Behold, you will conceive in your womb and bring forth a Son, and shall call his name Jesus. ... The Holy Spirit will come upon you, and the power of the Highest will overshadow you; therefore, also, that Holy One who is to be born will be called the Son of God.
(Luke 1, 31.35)
Holy Scripture places just as much definite emphasis on the true manhood of Jesus Christ as it does on His being the Son of God. Entering this earth, He became "flesh" or Man (John 1,14; 1 Timothy 2, 5). Yet He remained God. God and Man in one Person is a mystery that exceeds our comprehension, as does the Trinity.
The incarnation of the Son of God was a necessary aspect of God's counsel, so that sinners could be saved from condemnation. All humans have sinned (Romans 3, 23) and so that they might escape God's just punishment, a human being had to become their substitute. That substitute had to be guiltless, pure and holy.
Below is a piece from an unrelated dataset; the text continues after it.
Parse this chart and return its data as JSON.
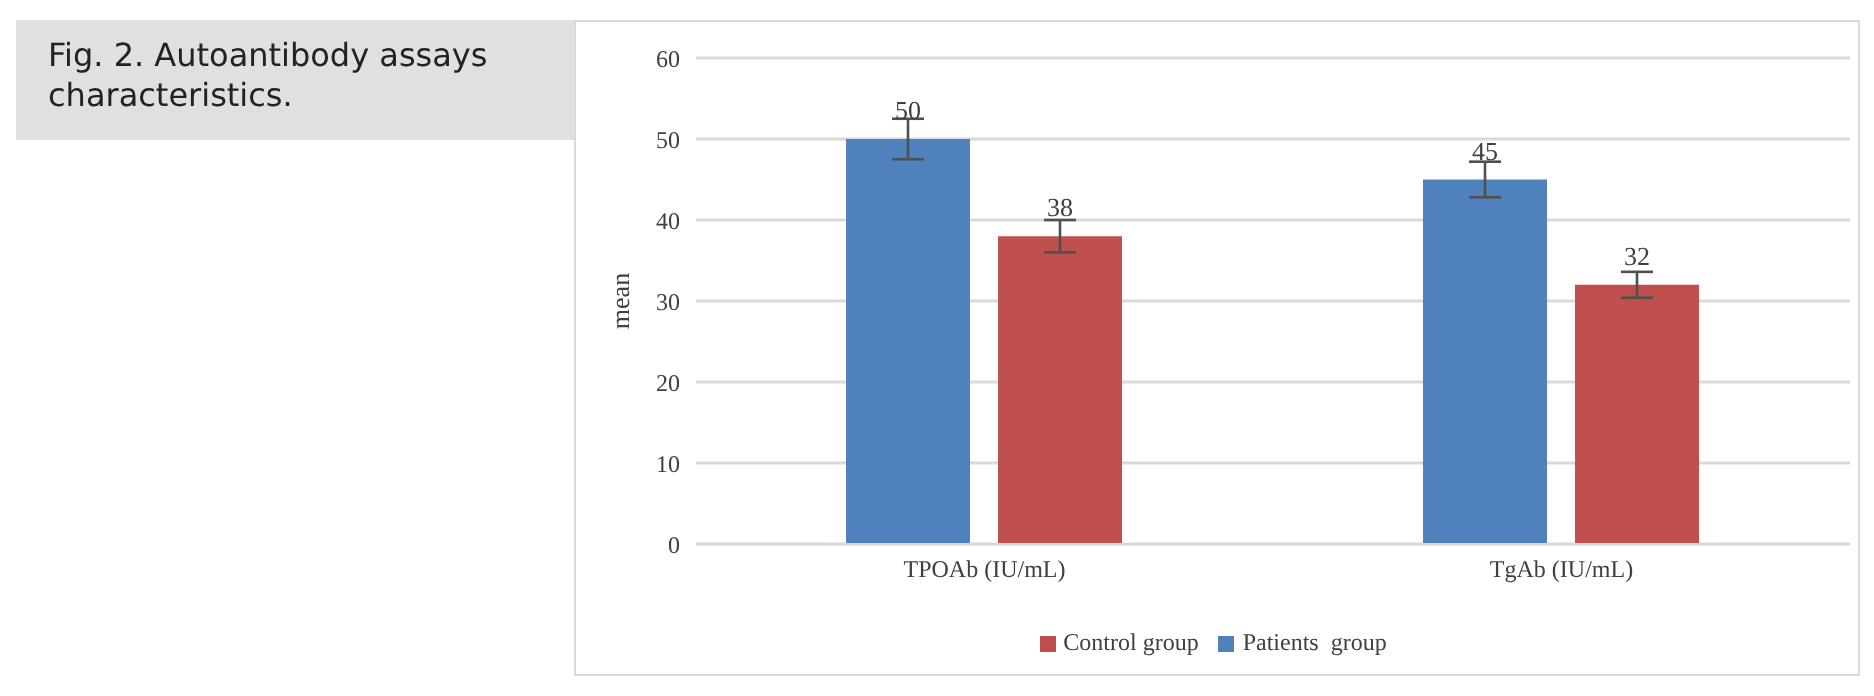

None other than the Son of God could take on this part, for everyone was tainted with sin by descent (Job 14, 4). However, when the Son of God became Man, having been conceived by the virgin Mary through the intervention of the Holy Spirit, He was born spotless. He was the "Holy One". So in His human nature, too, He was absolutely sinless and holy. In addition, He was the Son of God as Man.
Jesus Christ the righteous suffered death for the unrighteous, so that we might live through Him (1 Peter 3, 18). The Word of God does not present the Son of God for us to attempt to analyse His Person, but for us to accept Him by faith and worship Him.